Она вернулась к экрану. Двенадцать тысяч образцов – это много, но у числа двенадцать тысяч есть конкретное распределение, и у каждого распределения есть хвосты. Она написала скрипт – быстрый, в десять строк, на Python – для поиска выбросов: образцов, в которых остаток после вычитания не содержал фрактального паттерна или содержал его с фрактальной размерностью, статистически отличающейся от среднего.
Скрипт отработал за двадцать три секунды.
Результат: 11 996 образцов из 12 000 содержали структуру с фрактальной размерностью 2,41 ± 0,03. Четыре образца – нет. Их остаток был чистым шумом. Белый на белом. Ничего.
99,97%. И 0,03%.
Лина уставилась на эти два числа. Четыре мозга из двенадцати тысяч не содержали структуры. Это могло быть ошибкой сканирования – повреждённый файл, некорректная реконструкция, движение пациента в сканере. Она открыла метаданные четырёх выбросов. Качество сканирования – в пределах нормы для всех четырёх. Артефакты движения – нет. Файлы целы. Один образец был из Берлина, один из Лагоса, два из Сан-Паулу. Разные сканеры, разные центры. Систематическая ошибка – маловероятна.
Она посмотрела на демографию. Образец из Берлина: мужчина, 47 лет, правша, никаких неврологических диагнозов. Образец из Лагоса: мужчина, 33 года, левша, лёгкое обсессивно-компульсивное расстройство. Образцы из Сан-Паулу: женщина, 28 лет, и мужчина, 61 год, оба без диагнозов.
Четыре человека из двенадцати тысяч. Ничего общего – ни возраст, ни пол, ни география, ни анамнез. Только одно: в их мозгах не было того, что было у всех остальных.
Лина потёрла глаза. Было четыре часа утра, и мир за окном начал сереть – не рассвет ещё, но его предвестие, сизая полоска на востоке над крышами Пренцлауэр-Берг. Фонари горели тусклее. Город просыпался – где-то внизу зашуршала поливальная машина, потом хлопнула дверь подъезда, тонкий звук, еле слышный с четвёртого этажа.
Она должна была пойти спать. Она должна была выключить мониторы, обуть кроссовки, стоящие под столом, спуститься на велосипедную парковку, проехать двадцать минут по пустым улицам до квартиры на Шёнхаузер-аллее и лечь в кровать, которую последние два года делила только с ноутбуком. Должна была дождаться утра, перепроверить всё на свежую голову, обсудить с кем-нибудь – осторожно, без подробностей, – может быть, с Хендриком из нейроинформатики, или с Марен из статистического отдела. Должна была сделать то, что делают хорошие учёные: замедлиться.
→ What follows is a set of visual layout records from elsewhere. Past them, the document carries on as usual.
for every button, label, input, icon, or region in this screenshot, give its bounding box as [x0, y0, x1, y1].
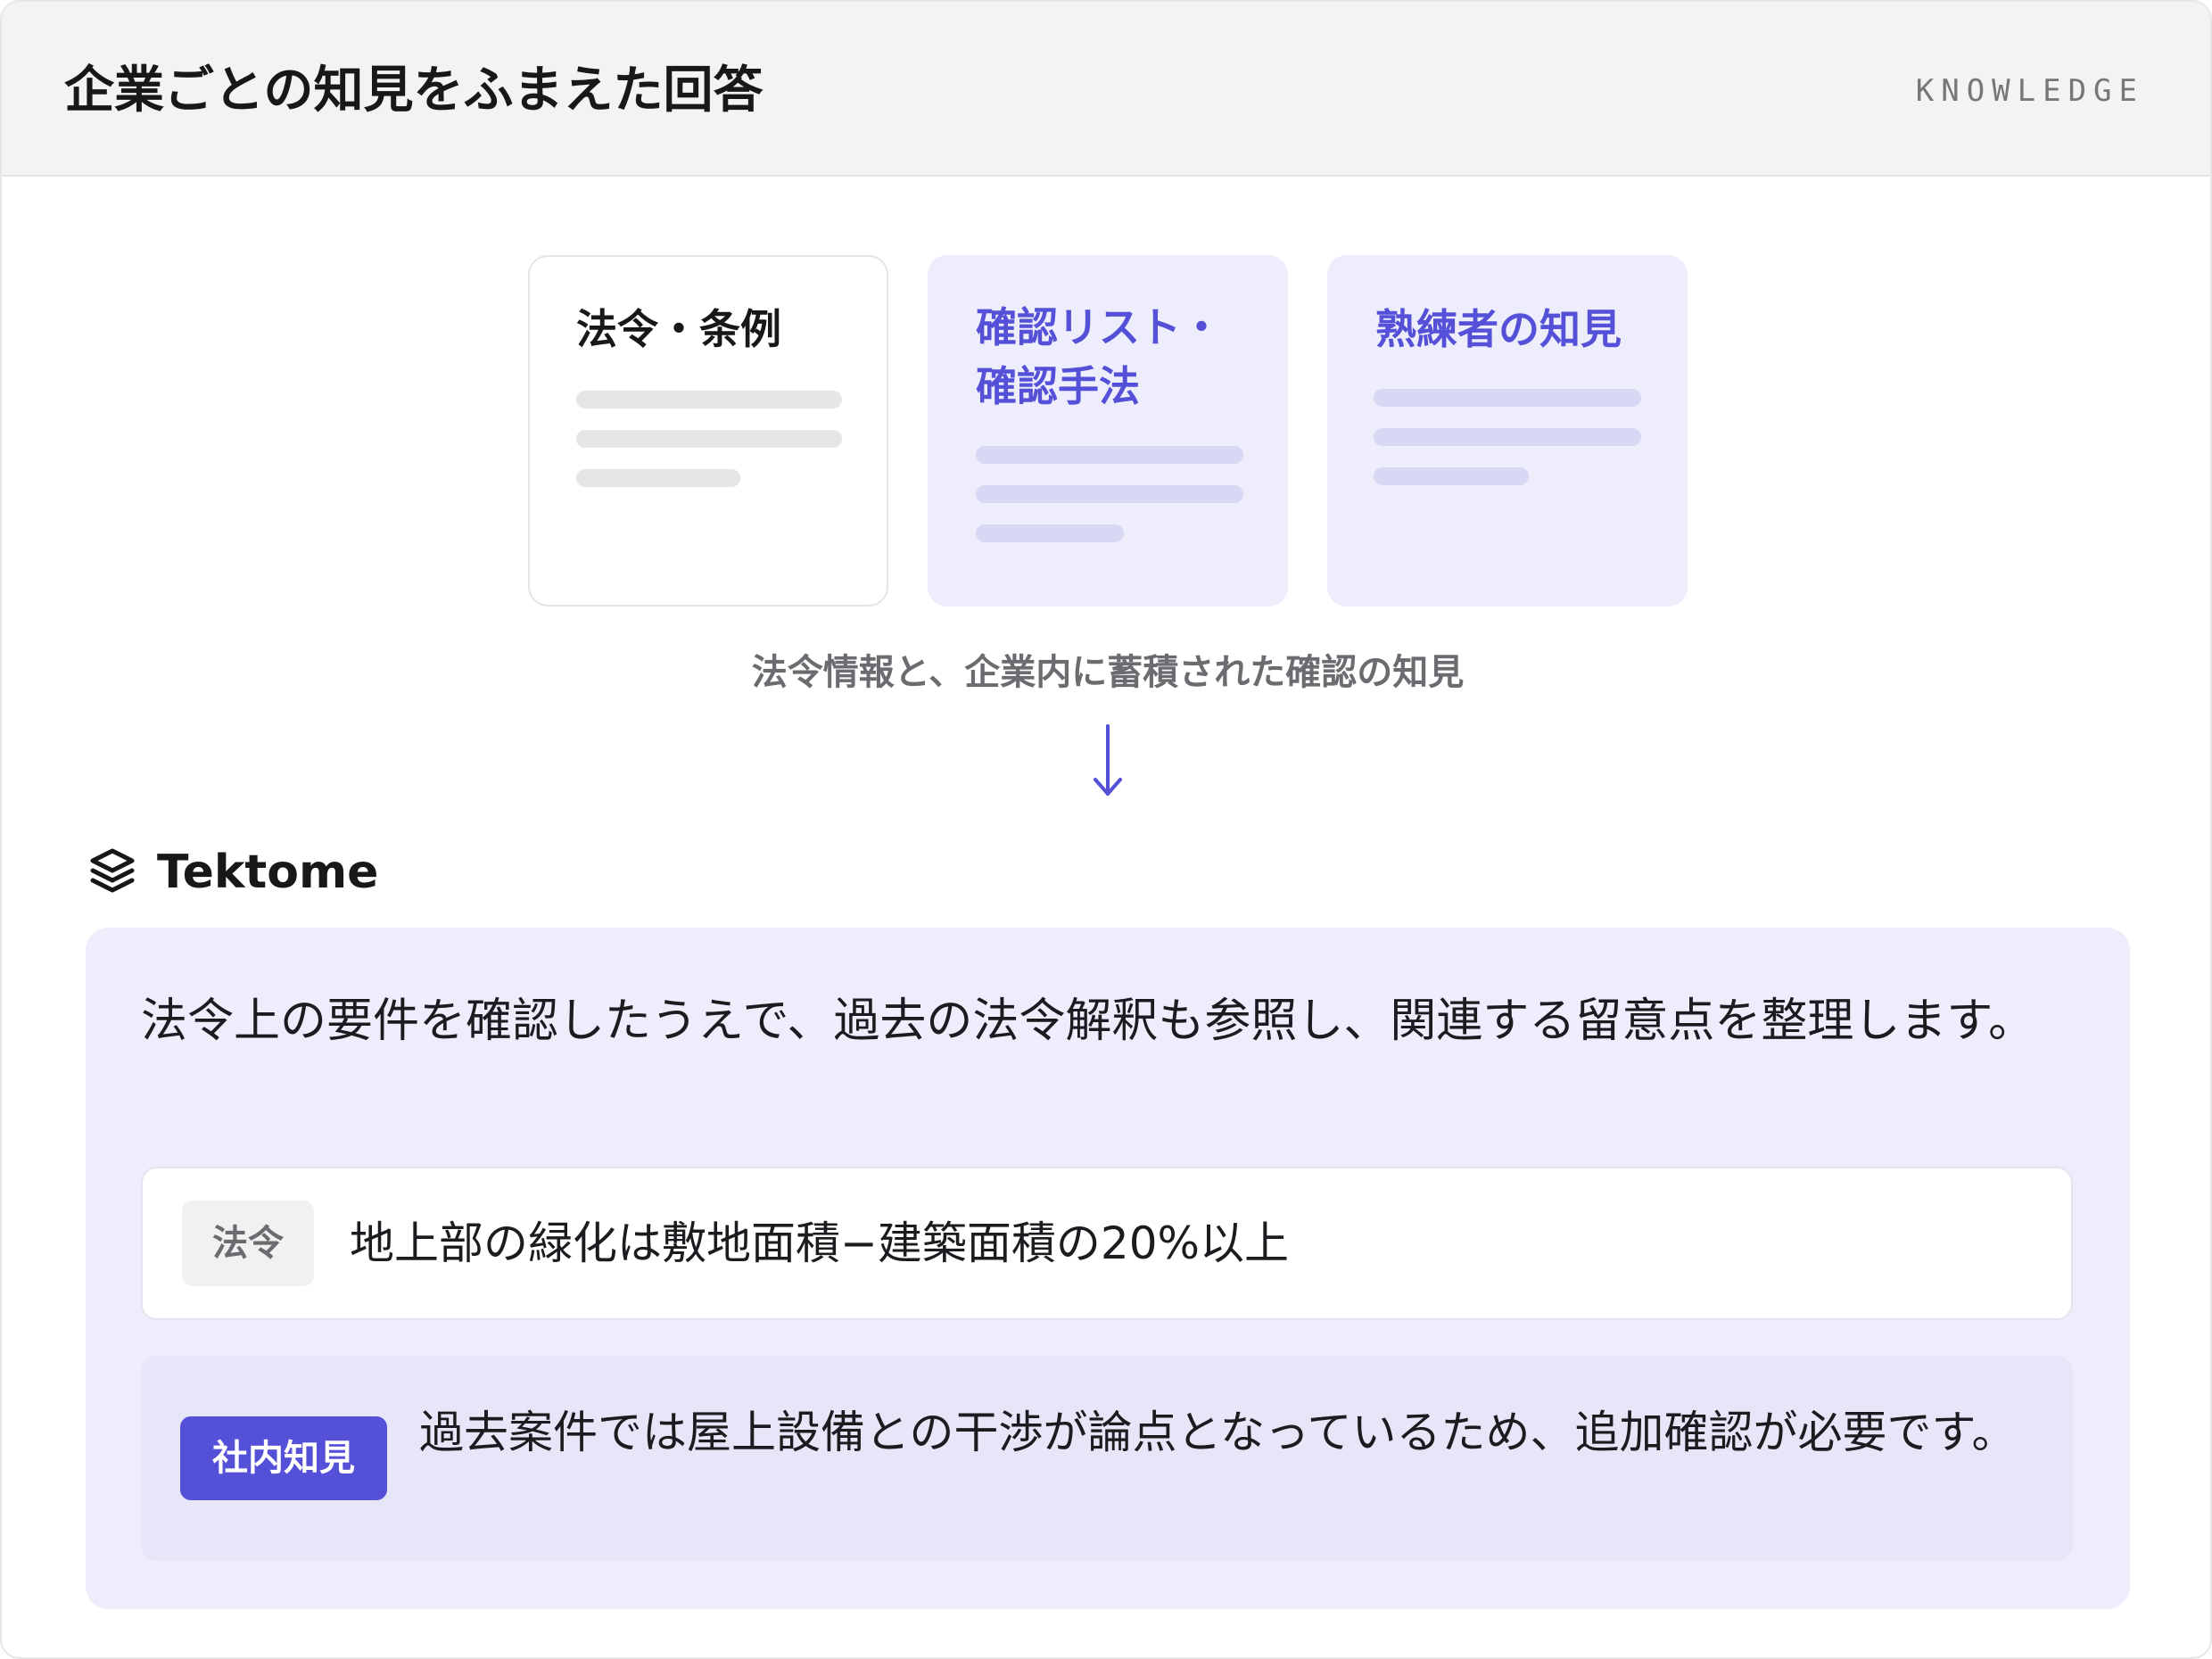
- card-title-line: 確認手法: [976, 362, 1140, 410]
- placeholder-line: [1374, 467, 1529, 485]
- stacked-layers-icon: [90, 848, 135, 893]
- legal-badge: 法令: [182, 1201, 314, 1286]
- source-card-expert: 熟練者の知見: [1327, 255, 1688, 607]
- placeholder-line: [1374, 428, 1641, 446]
- answer-item-text: 地上部の緑化は敷地面積−建築面積の20%以上: [350, 1217, 1290, 1269]
- card-title: 熟練者の知見: [1375, 305, 1622, 353]
- answer-summary: 法令上の要件を確認したうえで、過去の法令解釈も参照し、関連する留意点を整理します…: [141, 995, 2035, 1048]
- brand-name: Tektome: [157, 846, 379, 899]
- answer-item-internal: 社内知見 過去案件では屋上設備との干渉が論点となっているため、追加確認が必要です…: [141, 1356, 2073, 1561]
- page-title: 企業ごとの知見をふまえた回答: [64, 62, 763, 120]
- placeholder-line: [976, 524, 1124, 542]
- placeholder-line: [576, 469, 740, 487]
- source-card-checklist: 確認リスト・ 確認手法: [928, 255, 1288, 607]
- answer-item-legal: 法令 地上部の緑化は敷地面積−建築面積の20%以上: [141, 1167, 2073, 1320]
- placeholder-line: [1374, 389, 1641, 407]
- placeholder-line: [576, 391, 842, 409]
- down-arrow-icon: [1094, 724, 1122, 796]
- placeholder-line: [576, 430, 842, 448]
- knowledge-frame: 企業ごとの知見をふまえた回答 KNOWLEDGE 法令・条例 確認リスト・ 確認…: [0, 0, 2212, 1659]
- section-tag: KNOWLEDGE: [1915, 73, 2144, 109]
- answer-panel: 法令上の要件を確認したうえで、過去の法令解釈も参照し、関連する留意点を整理します…: [86, 928, 2130, 1609]
- placeholder-line: [976, 446, 1243, 464]
- answer-item-text: 過去案件では屋上設備との干渉が論点となっているため、追加確認が必要です。: [419, 1407, 2017, 1458]
- internal-knowledge-badge: 社内知見: [180, 1416, 387, 1500]
- header: 企業ごとの知見をふまえた回答 KNOWLEDGE: [2, 2, 2210, 177]
- card-title-line: 確認リスト・: [976, 303, 1222, 351]
- placeholder-line: [976, 485, 1243, 503]
- source-card-laws: 法令・条例: [528, 255, 888, 607]
- sources-caption: 法令情報と、企業内に蓄積された確認の知見: [751, 652, 1465, 693]
- card-title: 確認リスト・ 確認手法: [976, 298, 1222, 416]
- card-title: 法令・条例: [576, 305, 781, 353]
Вместо этого она открыла новую вкладку и написала запрос к базе данных HCE. Полные демографические и медицинские данные четырёх выбросов.
Пока запрос обрабатывался, Лина смотрела на визуализацию. Фрактальный рисунок, наложенный на полупрозрачную модель мозга, выглядел красиво – холодной, нечеловеческой красотой, как морозный узор на стекле или снимок спиральной галактики. Он заполнял кору равномерно, без зон сгущения или разрежения, словно рассчитанный на максимальное покрытие площади. Узлы первого порядка – их было около ста двадцати – располагались в местах, которые коррелировали с основными сенсорными зонами коры: зрительной, слуховой, соматосенсорной. Узлы второго порядка – несколько тысяч – были распределены плотнее и, кажется, совпадали с ассоциативными областями. Третий, четвёртый, пятый порядок уходили за пределы разрешения данных.
Лина выпрямилась в кресле. Сенсорные зоны. Структура была сосредоточена в сенсорных зонах коры. Не в моторных. Не в лобных долях, отвечающих за планирование и принятие решений. Не в гиппокампе, критичном для памяти. Не в миндалевидном теле, обрабатывающем эмоции. В сенсорных. В тех областях мозга, которые получают и первично обрабатывают информацию от органов чувств – свет, звук, прикосновение, запах, вкус.
Она записала: «Топология привязана к сенсорным зонам. Зрительная кора – максимальная плотность. Слуховая – вторая. Соматосенсорная – третья. Не моторная. Не фронтальная. СЕНСОРНАЯ.»
Подчеркнула. Поставила знак вопроса. Потом зачеркнула знак вопроса и вместо него написала: «Почему?»
Биологическая структура, не описанная ни в одном атласе, с инвариантной фрактальной геометрией, присутствующая у 99,97% людей, сосредоточенная в сенсорных зонах коры. Что бы это ни было – это было связано с восприятием. Не с мышлением. Не с движением. Не с памятью. С чистым входящим потоком – с тем, как мозг получает мир.
Запрос к базе вернул результаты. Лина открыла файлы четырёх выбросов и начала читать.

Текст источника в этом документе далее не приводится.